Kniefall am Ende des Regenbogens

Seite 2: Bildregie, Bandenwerbung und Torjubel

Wer das Spiel im Fernsehen sah, der staunte einmal mehr über Bildregie der Uefa, die krampfhaft versuchte, nicht nur den Flitzer während der ungarischen Nationalhymne sofort auszublenden, sondern überhaupt möglichst wenig Regenbogenfahnen im Stadion zu zeigen.

Da verschwand dann schon einmal ein Spieler beim Eckstoß, hinter dem es schön bunt glänzte, in einem kurzen Wimpernschlag vom Bildschirm. Natürlich trug Mannschaftskapitän Manuel Neuer an dem Abend wieder seine bunte Armbinde. Dieses textile Statement war zuvor von der Uefa überprüft und als unpolitisches Zeichen für Vielfalt genehmigt worden.

Das blieb nicht das einzige Zeichen. Nach seinem Tor rannte Leon Goretzka jubelnd in Richtung des Blocks der Ungarn-Fans und zeigte mit beiden Händen ein Herz - das Symbol für Liebe und gegen Hass. Wie genau er das meinte, verkündete er kurz nach dem Schlusspfiff ganz explizit auf Twitter: "Spread Love" und ein Regenbogenfahnen-Emoji.

Die Spieler sind in ihrer gelebten Realität der Vielfalt längst viel weiter als die Fußball-Funktionäre und der ritualisierten Wiederholung der Equal- oder Respect-Worthülsen der Uefa längst müde.

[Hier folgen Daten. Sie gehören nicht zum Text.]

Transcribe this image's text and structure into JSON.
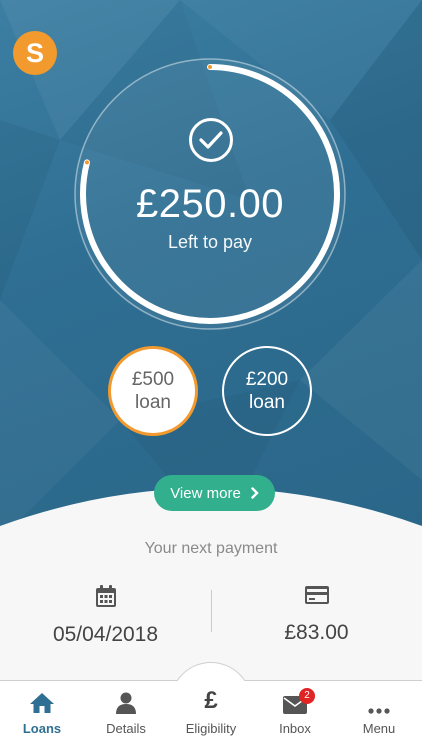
{
  "app": {
    "logo_letter": "S"
  },
  "summary": {
    "amount": "£250.00",
    "caption": "Left to pay",
    "progress_fraction": 0.79,
    "ring_color": "#ffffff",
    "marker_color": "#f29a2e"
  },
  "loans": [
    {
      "amount": "£500",
      "label": "loan",
      "selected": true
    },
    {
      "amount": "£200",
      "label": "loan",
      "selected": false
    }
  ],
  "view_more": {
    "label": "View more",
    "icon": "chevron-right-icon",
    "color": "#32b08d"
  },
  "next_payment": {
    "title": "Your next payment",
    "date": "05/04/2018",
    "date_icon": "calendar-icon",
    "amount": "£83.00",
    "amount_icon": "credit-card-icon"
  },
  "tabs": [
    {
      "label": "Loans",
      "icon": "home-icon",
      "active": true
    },
    {
      "label": "Details",
      "icon": "user-icon",
      "active": false
    },
    {
      "label": "Eligibility",
      "icon": "pound-icon",
      "active": false,
      "glyph": "£"
    },
    {
      "label": "Inbox",
      "icon": "envelope-icon",
      "active": false,
      "badge": "2"
    },
    {
      "label": "Menu",
      "icon": "more-icon",
      "active": false
    }
  ],
  "colors": {
    "hero": "#2f6f93",
    "accent": "#f29a2e",
    "active_tab": "#2f6f93"
  }
}
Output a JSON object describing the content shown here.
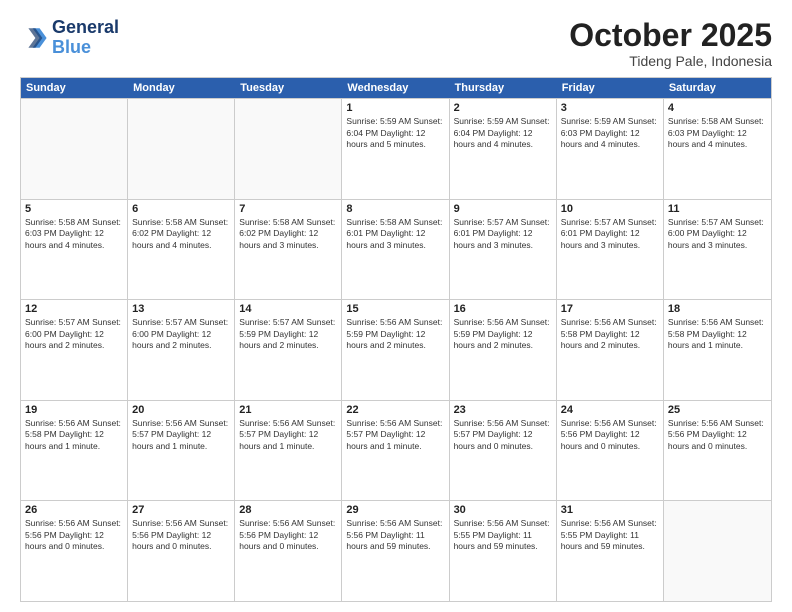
{
  "logo": {
    "line1": "General",
    "line2": "Blue"
  },
  "title": "October 2025",
  "subtitle": "Tideng Pale, Indonesia",
  "header": {
    "days": [
      "Sunday",
      "Monday",
      "Tuesday",
      "Wednesday",
      "Thursday",
      "Friday",
      "Saturday"
    ]
  },
  "weeks": [
    [
      {
        "day": "",
        "info": ""
      },
      {
        "day": "",
        "info": ""
      },
      {
        "day": "",
        "info": ""
      },
      {
        "day": "1",
        "info": "Sunrise: 5:59 AM\nSunset: 6:04 PM\nDaylight: 12 hours\nand 5 minutes."
      },
      {
        "day": "2",
        "info": "Sunrise: 5:59 AM\nSunset: 6:04 PM\nDaylight: 12 hours\nand 4 minutes."
      },
      {
        "day": "3",
        "info": "Sunrise: 5:59 AM\nSunset: 6:03 PM\nDaylight: 12 hours\nand 4 minutes."
      },
      {
        "day": "4",
        "info": "Sunrise: 5:58 AM\nSunset: 6:03 PM\nDaylight: 12 hours\nand 4 minutes."
      }
    ],
    [
      {
        "day": "5",
        "info": "Sunrise: 5:58 AM\nSunset: 6:03 PM\nDaylight: 12 hours\nand 4 minutes."
      },
      {
        "day": "6",
        "info": "Sunrise: 5:58 AM\nSunset: 6:02 PM\nDaylight: 12 hours\nand 4 minutes."
      },
      {
        "day": "7",
        "info": "Sunrise: 5:58 AM\nSunset: 6:02 PM\nDaylight: 12 hours\nand 3 minutes."
      },
      {
        "day": "8",
        "info": "Sunrise: 5:58 AM\nSunset: 6:01 PM\nDaylight: 12 hours\nand 3 minutes."
      },
      {
        "day": "9",
        "info": "Sunrise: 5:57 AM\nSunset: 6:01 PM\nDaylight: 12 hours\nand 3 minutes."
      },
      {
        "day": "10",
        "info": "Sunrise: 5:57 AM\nSunset: 6:01 PM\nDaylight: 12 hours\nand 3 minutes."
      },
      {
        "day": "11",
        "info": "Sunrise: 5:57 AM\nSunset: 6:00 PM\nDaylight: 12 hours\nand 3 minutes."
      }
    ],
    [
      {
        "day": "12",
        "info": "Sunrise: 5:57 AM\nSunset: 6:00 PM\nDaylight: 12 hours\nand 2 minutes."
      },
      {
        "day": "13",
        "info": "Sunrise: 5:57 AM\nSunset: 6:00 PM\nDaylight: 12 hours\nand 2 minutes."
      },
      {
        "day": "14",
        "info": "Sunrise: 5:57 AM\nSunset: 5:59 PM\nDaylight: 12 hours\nand 2 minutes."
      },
      {
        "day": "15",
        "info": "Sunrise: 5:56 AM\nSunset: 5:59 PM\nDaylight: 12 hours\nand 2 minutes."
      },
      {
        "day": "16",
        "info": "Sunrise: 5:56 AM\nSunset: 5:59 PM\nDaylight: 12 hours\nand 2 minutes."
      },
      {
        "day": "17",
        "info": "Sunrise: 5:56 AM\nSunset: 5:58 PM\nDaylight: 12 hours\nand 2 minutes."
      },
      {
        "day": "18",
        "info": "Sunrise: 5:56 AM\nSunset: 5:58 PM\nDaylight: 12 hours\nand 1 minute."
      }
    ],
    [
      {
        "day": "19",
        "info": "Sunrise: 5:56 AM\nSunset: 5:58 PM\nDaylight: 12 hours\nand 1 minute."
      },
      {
        "day": "20",
        "info": "Sunrise: 5:56 AM\nSunset: 5:57 PM\nDaylight: 12 hours\nand 1 minute."
      },
      {
        "day": "21",
        "info": "Sunrise: 5:56 AM\nSunset: 5:57 PM\nDaylight: 12 hours\nand 1 minute."
      },
      {
        "day": "22",
        "info": "Sunrise: 5:56 AM\nSunset: 5:57 PM\nDaylight: 12 hours\nand 1 minute."
      },
      {
        "day": "23",
        "info": "Sunrise: 5:56 AM\nSunset: 5:57 PM\nDaylight: 12 hours\nand 0 minutes."
      },
      {
        "day": "24",
        "info": "Sunrise: 5:56 AM\nSunset: 5:56 PM\nDaylight: 12 hours\nand 0 minutes."
      },
      {
        "day": "25",
        "info": "Sunrise: 5:56 AM\nSunset: 5:56 PM\nDaylight: 12 hours\nand 0 minutes."
      }
    ],
    [
      {
        "day": "26",
        "info": "Sunrise: 5:56 AM\nSunset: 5:56 PM\nDaylight: 12 hours\nand 0 minutes."
      },
      {
        "day": "27",
        "info": "Sunrise: 5:56 AM\nSunset: 5:56 PM\nDaylight: 12 hours\nand 0 minutes."
      },
      {
        "day": "28",
        "info": "Sunrise: 5:56 AM\nSunset: 5:56 PM\nDaylight: 12 hours\nand 0 minutes."
      },
      {
        "day": "29",
        "info": "Sunrise: 5:56 AM\nSunset: 5:56 PM\nDaylight: 11 hours\nand 59 minutes."
      },
      {
        "day": "30",
        "info": "Sunrise: 5:56 AM\nSunset: 5:55 PM\nDaylight: 11 hours\nand 59 minutes."
      },
      {
        "day": "31",
        "info": "Sunrise: 5:56 AM\nSunset: 5:55 PM\nDaylight: 11 hours\nand 59 minutes."
      },
      {
        "day": "",
        "info": ""
      }
    ]
  ]
}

Street-Art-Sticker, München. Foto: A. Naica-Loebell

Wenn die Uefa und Viktor Orban gehofft hatten, damit sei die Sache nun erledigt, wurden sie gründlich enttäuscht. Die Kampagne für echte Weltoffenheit und Toleranz nahm weiter Fahrt auf.

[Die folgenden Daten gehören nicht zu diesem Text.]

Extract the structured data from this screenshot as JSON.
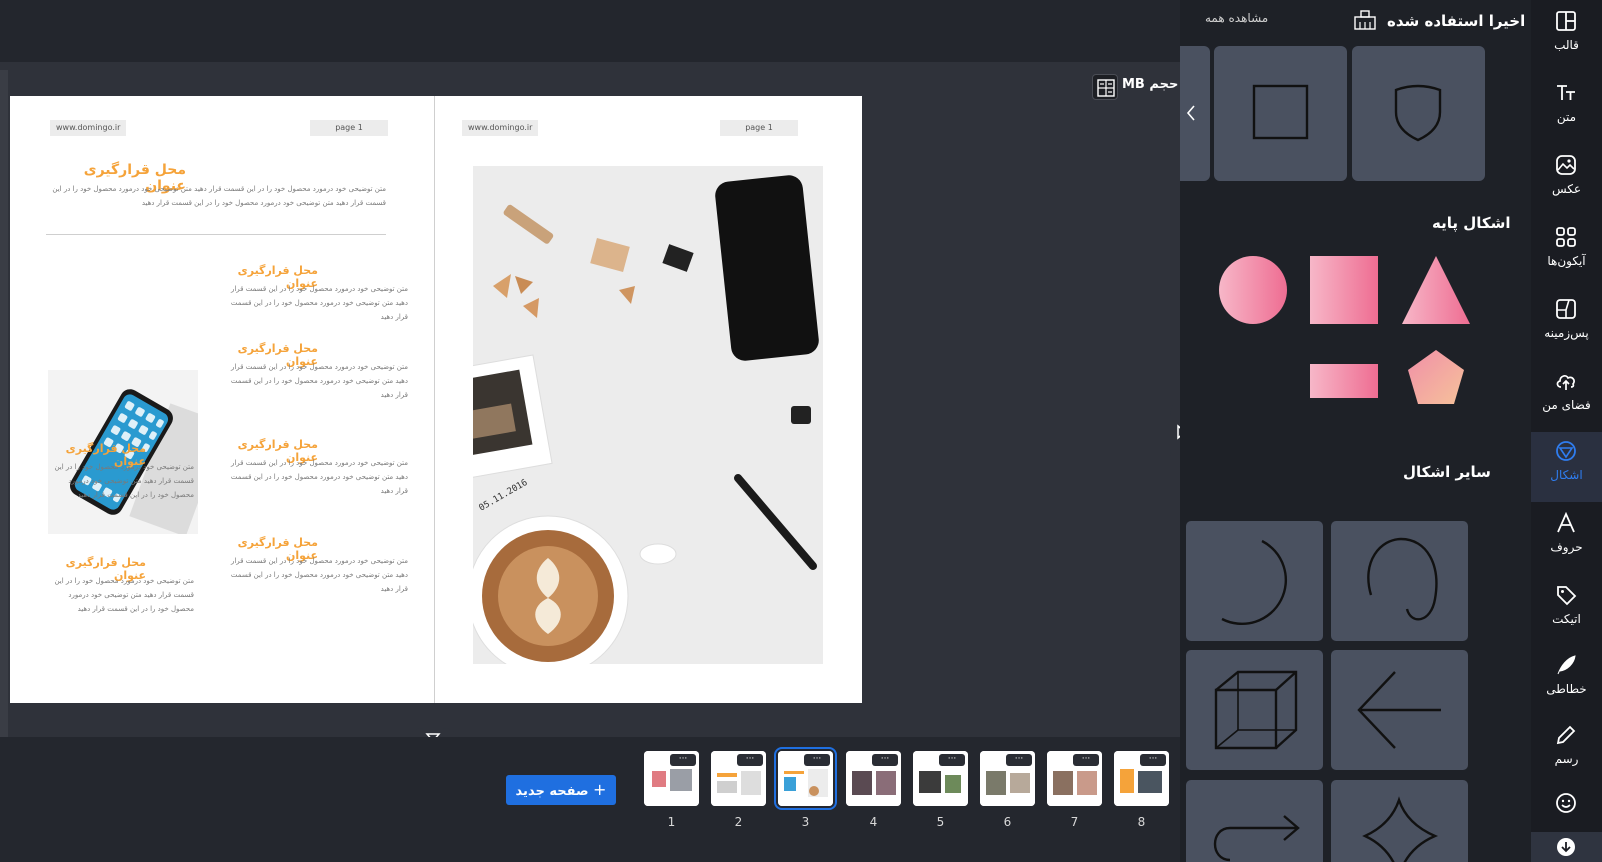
{
  "workspace": {
    "size_label": "حجم MB"
  },
  "document": {
    "left_page": {
      "url_chip": "www.domingo.ir",
      "page_chip": "page 1",
      "title": "محل قرارگیری عنوان",
      "intro_text": "متن توضیحی خود درمورد محصول خود را در این قسمت قرار دهید متن توضیحی خود درمورد محصول خود را در این قسمت قرار دهید متن توضیحی خود درمورد محصول خود را در این قسمت قرار دهید",
      "section_title": "محل قرارگیری عنوان",
      "section_text": "متن توضیحی خود درمورد محصول خود را در این قسمت قرار دهید متن توضیحی خود درمورد محصول خود را در این قسمت قرار دهید"
    },
    "right_page": {
      "url_chip": "www.domingo.ir",
      "page_chip": "page 1",
      "photo_date": "05.11.2016"
    }
  },
  "pages_strip": {
    "new_page_label": "صفحه جدید",
    "dots": "···",
    "pages": [
      "1",
      "2",
      "3",
      "4",
      "5",
      "6",
      "7",
      "8"
    ],
    "active_page": "3"
  },
  "panel": {
    "recent_title": "اخیرا استفاده شده",
    "see_all": "مشاهده همه",
    "basic_title": "اشکال پایه",
    "other_title": "سایر اشکال"
  },
  "sidebar": {
    "items": [
      {
        "label": "قالب",
        "icon": "layout-icon"
      },
      {
        "label": "متن",
        "icon": "text-icon"
      },
      {
        "label": "عکس",
        "icon": "image-icon"
      },
      {
        "label": "آیکون‌ها",
        "icon": "grid-icon"
      },
      {
        "label": "پس‌زمینه",
        "icon": "background-icon"
      },
      {
        "label": "فضای من",
        "icon": "cloud-upload-icon"
      },
      {
        "label": "اشکال",
        "icon": "shapes-icon"
      },
      {
        "label": "حروف",
        "icon": "letter-a-icon"
      },
      {
        "label": "اتیکت",
        "icon": "tag-icon"
      },
      {
        "label": "خطاطی",
        "icon": "feather-icon"
      },
      {
        "label": "رسم",
        "icon": "pencil-icon"
      }
    ],
    "active": "اشکال"
  },
  "colors": {
    "accent": "#1f6fe0",
    "title_orange": "#f5a33a",
    "pink_gradient_start": "#f7b7c8",
    "pink_gradient_end": "#ee6d92",
    "card_bg": "#4a5160"
  }
}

Denn nun entschiedenen sich verschiedene Sponsoren in den EM-Stadien ihre Werbebande zu verändern und aller Welt während der Partien ständig hinter den Fußballern die Regenbogenfarben zeigen. Das verdeutlicht wie Volkswagen, booking.com oder Heineken die öffentliche Meinung einschätzen, denn natürlich geht es ihnen nur ums Geschäft.

Pinkwashing hin her, dazu musste sich die Uefa konkret positionieren und verkündete, sie unterstütze die "Botschaft der Toleranz und Gleichstellung" der Sponsoren, denn "Wir glauben fest an gleiche Rechte für alle, dazu gehört auch die Unterstützung der LGBTQI+-Community."

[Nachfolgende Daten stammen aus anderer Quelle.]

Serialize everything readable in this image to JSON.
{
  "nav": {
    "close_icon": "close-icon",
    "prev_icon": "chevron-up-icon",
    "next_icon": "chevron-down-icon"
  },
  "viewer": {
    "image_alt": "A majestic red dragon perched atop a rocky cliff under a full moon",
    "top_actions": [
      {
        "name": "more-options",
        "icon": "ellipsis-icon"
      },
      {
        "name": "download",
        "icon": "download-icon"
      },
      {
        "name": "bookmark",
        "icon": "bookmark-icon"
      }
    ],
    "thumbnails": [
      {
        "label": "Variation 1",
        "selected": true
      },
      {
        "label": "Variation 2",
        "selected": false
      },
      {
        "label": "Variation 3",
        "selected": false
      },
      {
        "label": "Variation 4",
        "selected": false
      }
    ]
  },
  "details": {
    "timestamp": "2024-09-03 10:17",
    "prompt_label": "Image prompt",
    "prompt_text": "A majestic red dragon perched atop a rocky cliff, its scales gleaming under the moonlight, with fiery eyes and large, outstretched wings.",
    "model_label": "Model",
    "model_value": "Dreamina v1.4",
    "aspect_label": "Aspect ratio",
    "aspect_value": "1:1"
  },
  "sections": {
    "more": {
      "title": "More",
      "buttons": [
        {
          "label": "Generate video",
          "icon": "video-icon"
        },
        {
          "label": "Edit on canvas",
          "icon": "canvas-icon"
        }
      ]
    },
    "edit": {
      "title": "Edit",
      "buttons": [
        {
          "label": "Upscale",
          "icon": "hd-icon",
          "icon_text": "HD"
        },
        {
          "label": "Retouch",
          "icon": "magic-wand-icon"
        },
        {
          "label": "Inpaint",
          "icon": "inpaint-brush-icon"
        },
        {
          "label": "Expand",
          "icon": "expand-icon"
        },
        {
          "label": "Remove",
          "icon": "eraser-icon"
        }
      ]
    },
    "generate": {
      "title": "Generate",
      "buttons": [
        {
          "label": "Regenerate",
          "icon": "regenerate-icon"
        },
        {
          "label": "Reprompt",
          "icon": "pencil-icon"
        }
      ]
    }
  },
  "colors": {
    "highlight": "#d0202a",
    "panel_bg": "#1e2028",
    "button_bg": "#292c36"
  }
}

In Budapest wurden vor dem folgenden Achtelfinale-Spiel von internationalen Aktivisten ebenfalls Regenbogenfähnchen verteilt, die den Leuten dann allerdings im Stadion sofort wieder abgenommen wurden.

Allerdings konnte Orban nicht verhindern, dass die Regenbogenfarben vom Spielfeldrand leuchteten und der niederländische Kapitän Georginio Wijnaldum eine Armbinde mit der bunten Aufschrift "One Love" trug.

Ende der Toleranz

Mit Spannung wartete die interessierte Öffentlichkeit anschließend darauf, ob die hoch gelobten Bandenwerbung bei so viel Engagement und Unterstützung der Uefa für "Toleranz und Gleichstellung" auch bei den Viertelfinale-Spielen in Russland und Aserbaidschan laufen würde.

In Russland ist die LGBTI-Gemeinschaft starker Diskriminierung und zunehmender Kriminalisierung ausgesetzt, in Aserbaidschan wurden die einschlägigen Strafrechtsparagrafen zwar abgeschafft, weil Präsident Ilham Alijew sich der EU annähern will, aber im Alltag erfährt die queere Szene viel homophobe Gewalt und Ausgrenzung.

Es kam, wie es kommen musste: Die Uefa knickte ein und verbot die regenbogenfarbene Bandenwerbung für die Partien in Baku und St. Petersburg. Der Verband berief sich auf "lokale Gesetze", wobei es in Aserbaidschan überhaupt keine derartige rechtliche Bestimmung gibt. In Baku wurde dänischen Fans im Stadion sogar eine Regenbogenfahne von Ordnern abgenommen.

Es ist wie es ist. Sport und besonders der Fußball sind natürlich unpolitisch und die Uefa setzt sich für "EqualGame" ein, denn:

Es ist unabdingbar, dass die UEFA den Fußball für alle zugänglich macht und die Macht des Sports dafür nutzt, eine globale Führungsrolle im Kampf für soziale Gleichstellung einzunehmen.